Monday, April 17, 2017

Pittsburgh Penguins continue to bedevil Sergei Bobrovsky in the playoffs

April 17, 2017
The Pittsburgh Penguins celebrate after scoring on goaltender Sergei Bobrovsky #72 of the Columbus Blue Jackets in the overtime period of Game Three of the Eastern Conference First Round during the 2017 NHL Stanley Cup Playoffs on April 16, 2017 at Nationwide Arena in Columbus, Ohio. Pittsburgh defeated Columbus 5-4 in overtime. Pittsburgh leads the series 3-0. (Photo by Jamie Sabau/NHLI via Getty Images)
Sidney Crosby went back and forth behind the net in overtime Sunday night like he was skating some kind of cone drill. Instead of pylons, the Penguins center used Blue Jackets’ defenders.
After about five seconds of playing keep-away, Crosby centered the puck to young Jake Guentzel, whose shot leaked through Sergei Bobrovsky to cap a 5-4 Penguins’ win and put the Jackets’ on the brink of elimination.
It ended another tough night for Bobrovsky, whose goals against average (3.49) and save percentage (.897) are among the worst in the playoffs’ opening round. The best goaltender in the regular season, Bobrovsky has been ordinary at best in the first three games of a series against the defending Stanley Cup champions.
There are plenty of Blue Jackets who have failed to elevate their games, but they are not relied upon as much as Bobrovsky. He’s about to collect his second Vezina Trophy. And, unless the Jackets rally for four consecutive wins, Bobrovsky is about suffer his second first-round playoff exit at the hands of Crosby and Penguins.
Game 4 is Tuesday night at Nationwide Arena.

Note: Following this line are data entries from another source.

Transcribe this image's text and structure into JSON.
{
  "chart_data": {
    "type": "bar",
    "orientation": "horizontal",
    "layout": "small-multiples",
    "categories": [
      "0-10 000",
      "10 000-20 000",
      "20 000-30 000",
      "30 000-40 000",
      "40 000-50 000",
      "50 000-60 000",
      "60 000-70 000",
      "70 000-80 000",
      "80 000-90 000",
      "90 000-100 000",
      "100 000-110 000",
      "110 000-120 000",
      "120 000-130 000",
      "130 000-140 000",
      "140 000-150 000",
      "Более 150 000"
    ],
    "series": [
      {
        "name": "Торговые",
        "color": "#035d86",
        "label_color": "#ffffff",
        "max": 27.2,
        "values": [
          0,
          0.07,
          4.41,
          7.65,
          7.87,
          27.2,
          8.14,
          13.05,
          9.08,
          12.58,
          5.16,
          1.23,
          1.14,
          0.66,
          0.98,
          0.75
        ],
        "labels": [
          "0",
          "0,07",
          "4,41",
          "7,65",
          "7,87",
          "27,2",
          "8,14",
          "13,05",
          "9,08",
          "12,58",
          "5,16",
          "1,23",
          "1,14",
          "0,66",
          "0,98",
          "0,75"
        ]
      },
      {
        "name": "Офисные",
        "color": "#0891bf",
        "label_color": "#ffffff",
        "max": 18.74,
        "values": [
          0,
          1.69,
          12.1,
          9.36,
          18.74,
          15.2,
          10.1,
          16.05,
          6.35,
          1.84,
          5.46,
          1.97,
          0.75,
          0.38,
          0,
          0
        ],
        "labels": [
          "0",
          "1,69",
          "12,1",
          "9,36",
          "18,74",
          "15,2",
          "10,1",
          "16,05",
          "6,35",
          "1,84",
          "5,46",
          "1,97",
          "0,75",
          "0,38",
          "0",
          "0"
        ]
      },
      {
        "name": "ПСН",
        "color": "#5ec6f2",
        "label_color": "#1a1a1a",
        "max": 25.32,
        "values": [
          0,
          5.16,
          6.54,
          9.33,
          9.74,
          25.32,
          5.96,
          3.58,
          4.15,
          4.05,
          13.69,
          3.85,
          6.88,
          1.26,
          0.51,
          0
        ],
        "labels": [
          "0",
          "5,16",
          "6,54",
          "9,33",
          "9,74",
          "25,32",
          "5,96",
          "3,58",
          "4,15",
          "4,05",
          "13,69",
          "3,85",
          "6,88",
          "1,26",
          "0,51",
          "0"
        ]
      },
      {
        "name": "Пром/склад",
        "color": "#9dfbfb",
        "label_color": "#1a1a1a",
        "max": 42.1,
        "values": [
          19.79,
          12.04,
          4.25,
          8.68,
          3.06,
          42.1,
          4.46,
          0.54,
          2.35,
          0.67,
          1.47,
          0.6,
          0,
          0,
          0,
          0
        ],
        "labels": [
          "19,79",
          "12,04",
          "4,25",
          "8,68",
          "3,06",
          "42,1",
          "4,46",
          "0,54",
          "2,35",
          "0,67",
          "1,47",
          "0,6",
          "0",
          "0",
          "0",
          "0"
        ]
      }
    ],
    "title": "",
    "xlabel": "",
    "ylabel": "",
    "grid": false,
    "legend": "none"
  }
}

Bobrovsky sports a 2-7 post-season record against Pittsburgh. He probably would welcome a first-round matchup next year against anyone other than the Penguins and Crosby, the best player of his generation.
In winning two Stanley Cups, Crosby and Evgeni Malkin have abused their share of opposing goalies in April, May and June. But if the Blue Jackets intend to build on a franchise-best regular season, Bobrovsky probably will need to slay his black-and-gold tormentors. The current playoff format almost ensures early-round matchups with Metro Division heavyweights Pittsburgh and Washington.
Crosby, 29, and Malkin, 30, are in their primes. Crosby’s lethal linemates, Guentzel, 22, and Conor Sheary, 24, are still kids.
The Blue Jackets have a bright future as well with Zach Werenski, 19, Seth Jones, 22, and other emerging talents. But you can’t compete for the Cup without a goaltender who can steal you games in the postseason. Bobrovsky, 29, is capable of rising to that level, but he’s yet to prove it.
He made a terrible gaffe behind the net in Game 2, which led to the opening goal after the Blue Jackets had dominated much of the first period. He also couldn’t corral Malkin’s sharp-angle shot in the same game that produced the third goal in a 3-1 loss.
Bobrovsky operated with little margin for error in the first two games as the Jackets generated only one goal in each. That wasn’t the case Sunday as the series shifted to Nationwide Arena. Cam Atkinson scored 11 seconds into the contest and the Jackets held a 3-1 lead before the snow began to collect around Bobrovsky’s posts.
The Jackets’ game began to unravel, however, as the speedy Penguins rallied in the second period to tie it.
“When you get a lead like that in the playoffs, you have to find a way to lock it down,” center Brandon Dubinsky said. “We got on our heels in the second period.”
Neither Bobrovsky nor the Penguins’ Marc-Andre Fleury was particularly sharp. Both fought pucks throughout the game. Only one had to contend with Crosby, Malkin, Phil Kessel and Guentzel, who has four goals in the past two games, including a hat trick Sunday night.
The Penguins were diabolical in creating offense from behind the goal line. How many times did pucks ricochet off the end boards and carom into areas of menace? Guentzel banked one shot into the net off Bobrovsky.
It’s not that Bob hasn’t made big saves in the series. He just hasn’t made enough of them. He’s not resembled the goalie who had shooters muttering to themselves en route to 41 regular-season wins and a sterling 2.06 goals against average.
Bobrovsky has enjoyed a wonderful bounce-back year. He’s been healthy and heroic – the team’s MVP by a wide margin. His reward was a playoff date with the worst-possible opponent, a defending Cup champion starting to hit its stride.
The Penguins are the better team. They have an array of gifted playmakers. The series probably ends in one of the next two games.
What the Jackets want for Bobrovsky is to play well Tuesday night and again Thursday. They want him to feel good about some playoff performances. When the Jackets are truly ready to contend, they will require a goalie worthy of raising a trophy other than the Vezina.